IKZ-HAUSTECHNIK, Ausgabe 11/2004, Seite 30 ff.


BARRIEREFREIES WOHNEN


Das ideale Bad

"Ein ausgezeichnetes Produkt"

Dipl.-Kfm. Marcus Sauer*

Ein erfolgreiches Produkt wie "das ideale Bad" sollte nicht nur funktionalen Ansprüchen gerecht werden, sondern auch den Erwartungen eines jeden Nutzers - gleich welchen Alters - nach Komfort, Qualität, Ästhetik und Design entsprechen. Für den Fachhandwerker stehen damit im Fokus: die individuellen Nutzerwünsche.

Die Frage, wie ein ideales barrierefreies Bad aussehen sollte, ist ebenso schwer zu beantworten wie die Frage nach dem idealen Urlaubsort, dem idealen Geschenk oder dem idealen Ehepartner: Eine Standardlösung gibt es nicht. Es kommt immer darauf an...

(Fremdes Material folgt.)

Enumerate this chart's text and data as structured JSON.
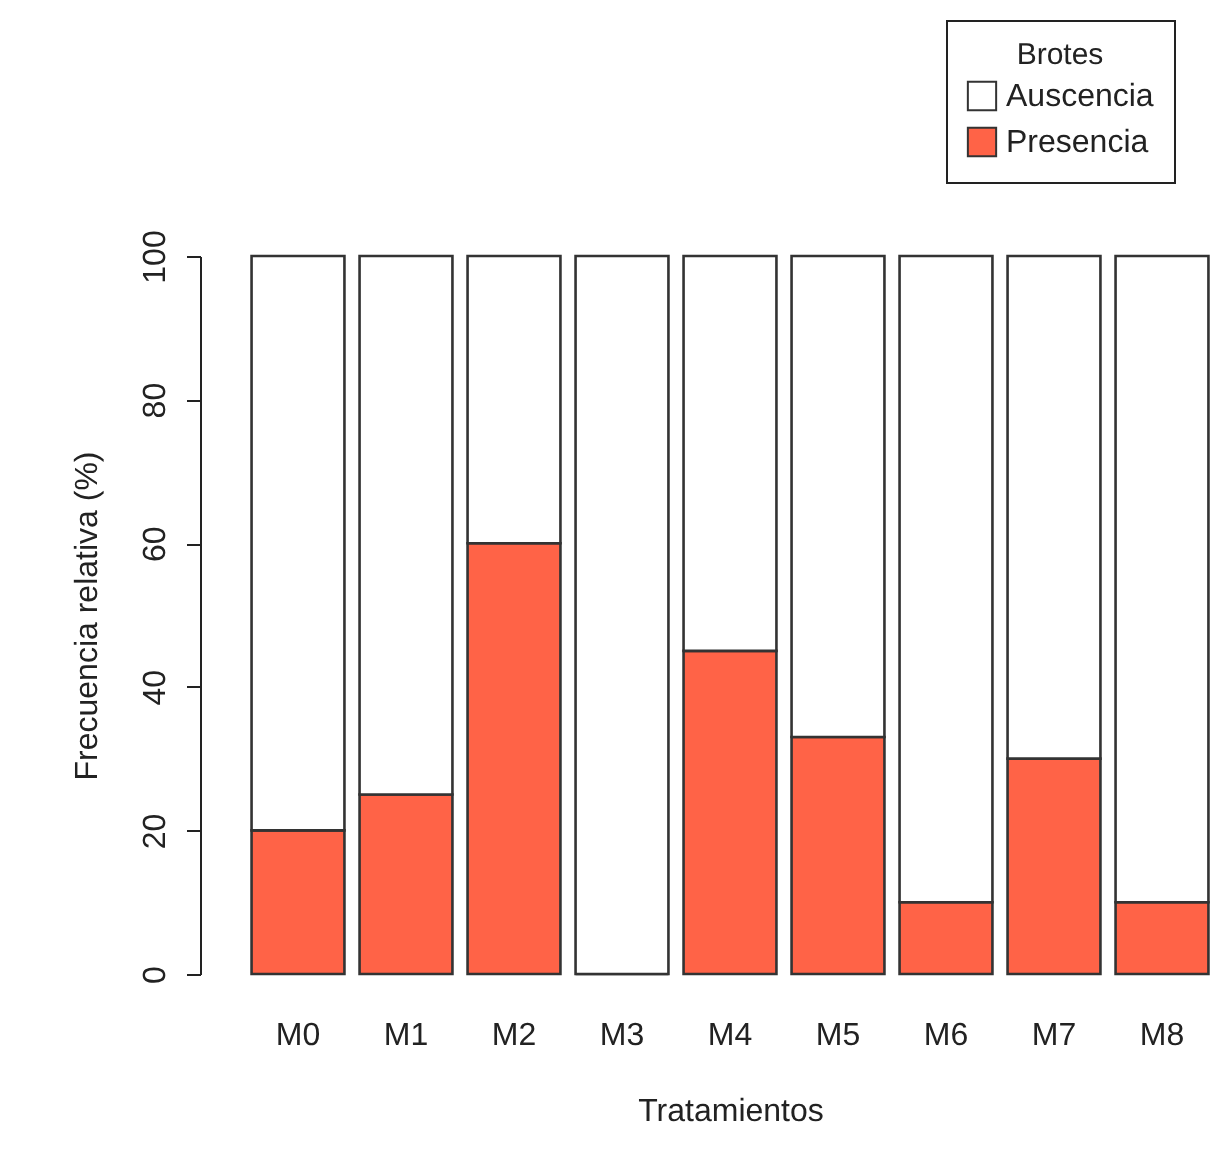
{
  "chart_data": {
    "type": "bar",
    "stacked": true,
    "xlabel": "Tratamientos",
    "ylabel": "Frecuencia relativa (%)",
    "legend_title": "Brotes",
    "legend": "top right",
    "grid": false,
    "categories": [
      "M0",
      "M1",
      "M2",
      "M3",
      "M4",
      "M5",
      "M6",
      "M7",
      "M8"
    ],
    "ylim": [
      0,
      100
    ],
    "yticks": [
      0,
      20,
      40,
      60,
      80,
      100
    ],
    "series": [
      {
        "name": "Presencia",
        "color": "#ff6347",
        "values": [
          20,
          25,
          60,
          0,
          45,
          33,
          10,
          30,
          10
        ]
      },
      {
        "name": "Auscencia",
        "color": "#ffffff",
        "values": [
          80,
          75,
          40,
          100,
          55,
          67,
          90,
          70,
          90
        ]
      }
    ]
  }
}
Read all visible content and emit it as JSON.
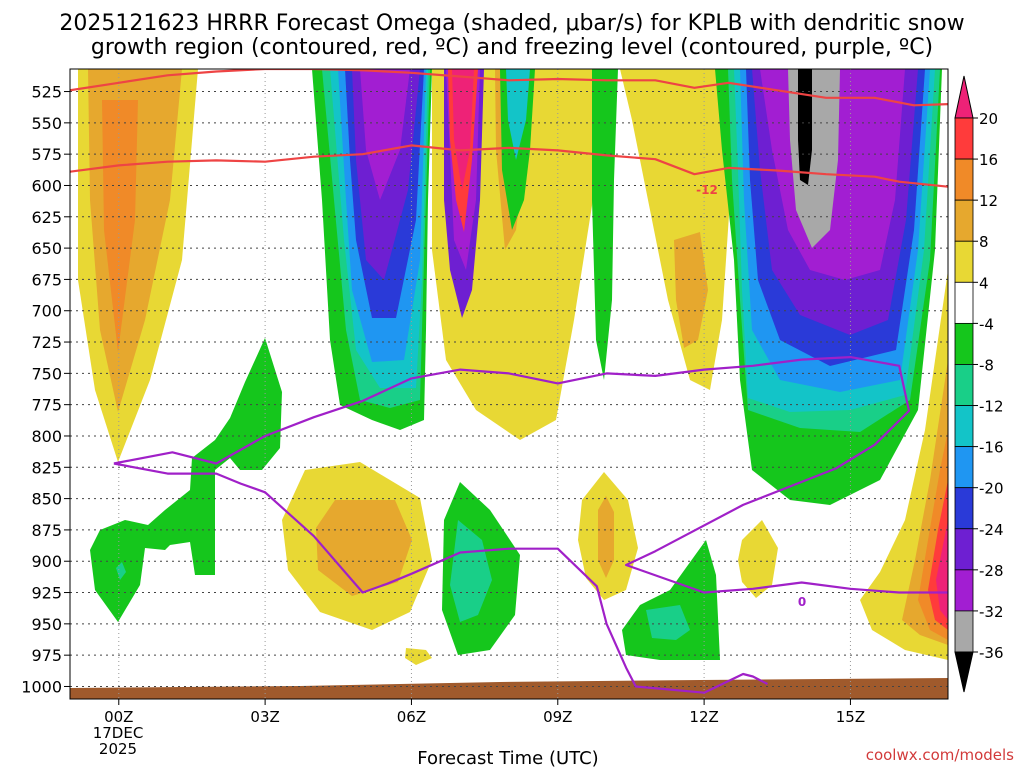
{
  "chart_data": {
    "type": "contour",
    "title_line1": "2025121623 HRRR Forecast Omega (shaded, μbar/s) for KPLB with dendritic snow",
    "title_line2": "growth region (contoured, red, ºC) and freezing level (contoured, purple, ºC)",
    "xlabel": "Forecast Time (UTC)",
    "date_line1": "17DEC",
    "date_line2": "2025",
    "watermark": "coolwx.com/models",
    "x_range_hours": [
      -1,
      17
    ],
    "x_ticks": [
      {
        "hour": 0,
        "label": "00Z"
      },
      {
        "hour": 3,
        "label": "03Z"
      },
      {
        "hour": 6,
        "label": "06Z"
      },
      {
        "hour": 9,
        "label": "09Z"
      },
      {
        "hour": 12,
        "label": "12Z"
      },
      {
        "hour": 15,
        "label": "15Z"
      }
    ],
    "y_range_hpa": [
      1010,
      507
    ],
    "y_ticks": [
      525,
      550,
      575,
      600,
      625,
      650,
      675,
      700,
      725,
      750,
      775,
      800,
      825,
      850,
      875,
      900,
      925,
      950,
      975,
      1000
    ],
    "colorbar": {
      "labels": [
        "20",
        "16",
        "12",
        "8",
        "4",
        "-4",
        "-8",
        "-12",
        "-16",
        "-20",
        "-24",
        "-28",
        "-32",
        "-36"
      ],
      "bins": [
        {
          "from": 16,
          "to": 20,
          "color": "#ff3b3b"
        },
        {
          "from": 12,
          "to": 16,
          "color": "#f08a28"
        },
        {
          "from": 8,
          "to": 12,
          "color": "#e6a82e"
        },
        {
          "from": 4,
          "to": 8,
          "color": "#e8d834"
        },
        {
          "from": -4,
          "to": 4,
          "color": "#ffffff"
        },
        {
          "from": -8,
          "to": -4,
          "color": "#15c61c"
        },
        {
          "from": -12,
          "to": -8,
          "color": "#19cf88"
        },
        {
          "from": -16,
          "to": -12,
          "color": "#13c4c8"
        },
        {
          "from": -20,
          "to": -16,
          "color": "#1f96f2"
        },
        {
          "from": -24,
          "to": -20,
          "color": "#2a3ad8"
        },
        {
          "from": -28,
          "to": -24,
          "color": "#6e1fd2"
        },
        {
          "from": -32,
          "to": -28,
          "color": "#a21ed2"
        },
        {
          "from": -36,
          "to": -32,
          "color": "#a8a8a8"
        }
      ],
      "top_arrow_color": "#ee2277",
      "bottom_arrow_color": "#000000"
    },
    "contour_labels": {
      "dgz_top": "-12",
      "freezing": "0"
    },
    "series": [
      {
        "name": "dgz_-12C",
        "color": "#ee4444",
        "points": [
          [
            -1,
            524
          ],
          [
            0,
            518
          ],
          [
            1,
            512
          ],
          [
            2,
            509
          ],
          [
            3,
            507
          ],
          [
            4,
            507
          ],
          [
            5,
            508
          ],
          [
            6,
            510
          ],
          [
            7,
            513
          ],
          [
            8,
            516
          ],
          [
            9,
            515
          ],
          [
            10,
            516
          ],
          [
            11,
            516
          ],
          [
            11.8,
            522
          ],
          [
            12.5,
            518
          ],
          [
            13.5,
            524
          ],
          [
            14.5,
            530
          ],
          [
            15.5,
            530
          ],
          [
            16.3,
            536
          ],
          [
            17,
            535
          ]
        ]
      },
      {
        "name": "dgz_-18C",
        "color": "#ee4444",
        "points": [
          [
            -1,
            589
          ],
          [
            0,
            584
          ],
          [
            1,
            581
          ],
          [
            2,
            580
          ],
          [
            3,
            581
          ],
          [
            4,
            577
          ],
          [
            5,
            575
          ],
          [
            6,
            568
          ],
          [
            7,
            572
          ],
          [
            8,
            570
          ],
          [
            9,
            572
          ],
          [
            10,
            576
          ],
          [
            11,
            579
          ],
          [
            11.8,
            591
          ],
          [
            12.5,
            586
          ],
          [
            13.5,
            588
          ],
          [
            14.5,
            591
          ],
          [
            15.5,
            593
          ],
          [
            16,
            597
          ],
          [
            17,
            601
          ]
        ]
      },
      {
        "name": "freezing_level_0C_main",
        "color": "#a020c8",
        "points": [
          [
            -0.1,
            822
          ],
          [
            1.1,
            813
          ],
          [
            2,
            822
          ],
          [
            3,
            800
          ],
          [
            4,
            785
          ],
          [
            5,
            772
          ],
          [
            6,
            754
          ],
          [
            7,
            747
          ],
          [
            8,
            750
          ],
          [
            9,
            758
          ],
          [
            10,
            750
          ],
          [
            11,
            752
          ],
          [
            12,
            747
          ],
          [
            13,
            744
          ],
          [
            14,
            739
          ],
          [
            15,
            737
          ],
          [
            16,
            744
          ],
          [
            16.2,
            780
          ],
          [
            15.5,
            807
          ],
          [
            14.7,
            826
          ],
          [
            12.8,
            855
          ],
          [
            11,
            892
          ],
          [
            10.4,
            903
          ],
          [
            12,
            925
          ],
          [
            13,
            922
          ],
          [
            14,
            917
          ],
          [
            15,
            922
          ],
          [
            16,
            925
          ],
          [
            17,
            925
          ]
        ]
      },
      {
        "name": "freezing_level_0C_lower",
        "color": "#a020c8",
        "points": [
          [
            -0.1,
            822
          ],
          [
            1,
            830
          ],
          [
            2,
            830
          ],
          [
            2.5,
            838
          ],
          [
            3,
            845
          ],
          [
            4,
            880
          ],
          [
            5,
            925
          ],
          [
            5.5,
            918
          ],
          [
            6,
            910
          ],
          [
            7,
            893
          ],
          [
            8,
            890
          ],
          [
            9,
            890
          ],
          [
            9.8,
            920
          ],
          [
            10,
            950
          ],
          [
            10.4,
            985
          ],
          [
            10.6,
            1000
          ],
          [
            12,
            1005
          ],
          [
            12.8,
            990
          ],
          [
            13,
            992
          ],
          [
            13.3,
            998
          ]
        ]
      }
    ]
  }
}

Eine ganze Reihe von Faktoren sollen oder müssen bei der Badplanung berücksichtigt werden. Denn jeder Nutzer eines Bades hat seine eigene Vorstellung davon, unter welchen Bedingungen sein Bad für ihn ideal ist. Demzufolge ist ein "ideales" Bad immer auch ein "individuelles" Bad. Genau das muss ein Fachhandwerker berücksichtigen. Zwar lassen sich in den meisten Fällen Standardprodukte einsetzen - um eine Standardlösung darf es sich aber keinesfalls handeln. Aus diesem Grunde bedarf es eines ausführlichen Beratungsgespräches. Fragestellungen wie nachfolgend beispielhaft genannt liefern wichtige Erkenntnisse über die speziellen Kundenbedürfnisse und -wünsche.

Komfort-Merkmal in allen Lebenslagen: die bodengleich eingebaute Dusche mit entsprechender Duschabtrennung.
Bild: GGT, Iserlohn

Nachdem der Fachhandwerker auf diese Weise die individuellen Anforderungskriterien ermittelt hat, ist ein Blick in die einschlägigen Normen und Vorschriften unerlässlich. Wird für einen privaten Haushalt geplant, sollte die DIN 18025 mit ihren zwei Teilen (Teil 1: "Wohnungen für Rollstuhlbenutzer"; Teil 2: "Barrierefreie Wohnungen") zu Rate gezogen werden. Gerade im privaten Bereich aber muss sich der Fachhandwerker nicht sklavisch an die Vorschriften halten, sondern ein Bad planen, das den Bedürfnissen seiner Nutzer entspricht und die baulichen sowie räumlichen Gegebenheiten berücksichtigt.

Das ideale Bad muss variabel sein. Körperliche Einschränkungen der Bewohner, vor allem aber durch den Lebenslauf hervorgerufene Veränderungen der Bewegungsabläufe, sind zu berücksichtigen. Daher sollte auch nicht erst ab einem Alter von "50+" an eine Dusche ohne Stolperkante gedacht werden, sondern viel früher. Ziel eines idealen Bades muss es sein, dieses Bad den wechselnden Bedürfnissen seiner Nutzer anpassen zu können. Und das mit einfachen Mitteln in allen Lebensphasen. Ob Kind, älterer Mensch oder Kranker - komfortable Bäder weisen bei der Nutzung für jeden Menschen Vorteile auf.

Die ideale Badgröße

Das ideale Bad verlangt nicht nach überdimensionierten Grundflächen. Wie eine seitens der VDS (Vereinigung Deutsche Sanitärwirtschaft) in Auftrag gegebene GFK-Studie zeigt, sind bundesdeutsche Badezimmer im Durchschnitt kaum größer als 7m2. Die Aufgabe des Planers und des Fachhandwerkers muss es demzufolge sein, auch auf einer solch bescheidenen Fläche das ideale Bad zu realisieren. Entscheidend ist eine vorausschauende Planung, die sich durch pfiffige Details auszeichnet. Ganz besonders gilt das natürlich für die Renovierung/Modernisierung.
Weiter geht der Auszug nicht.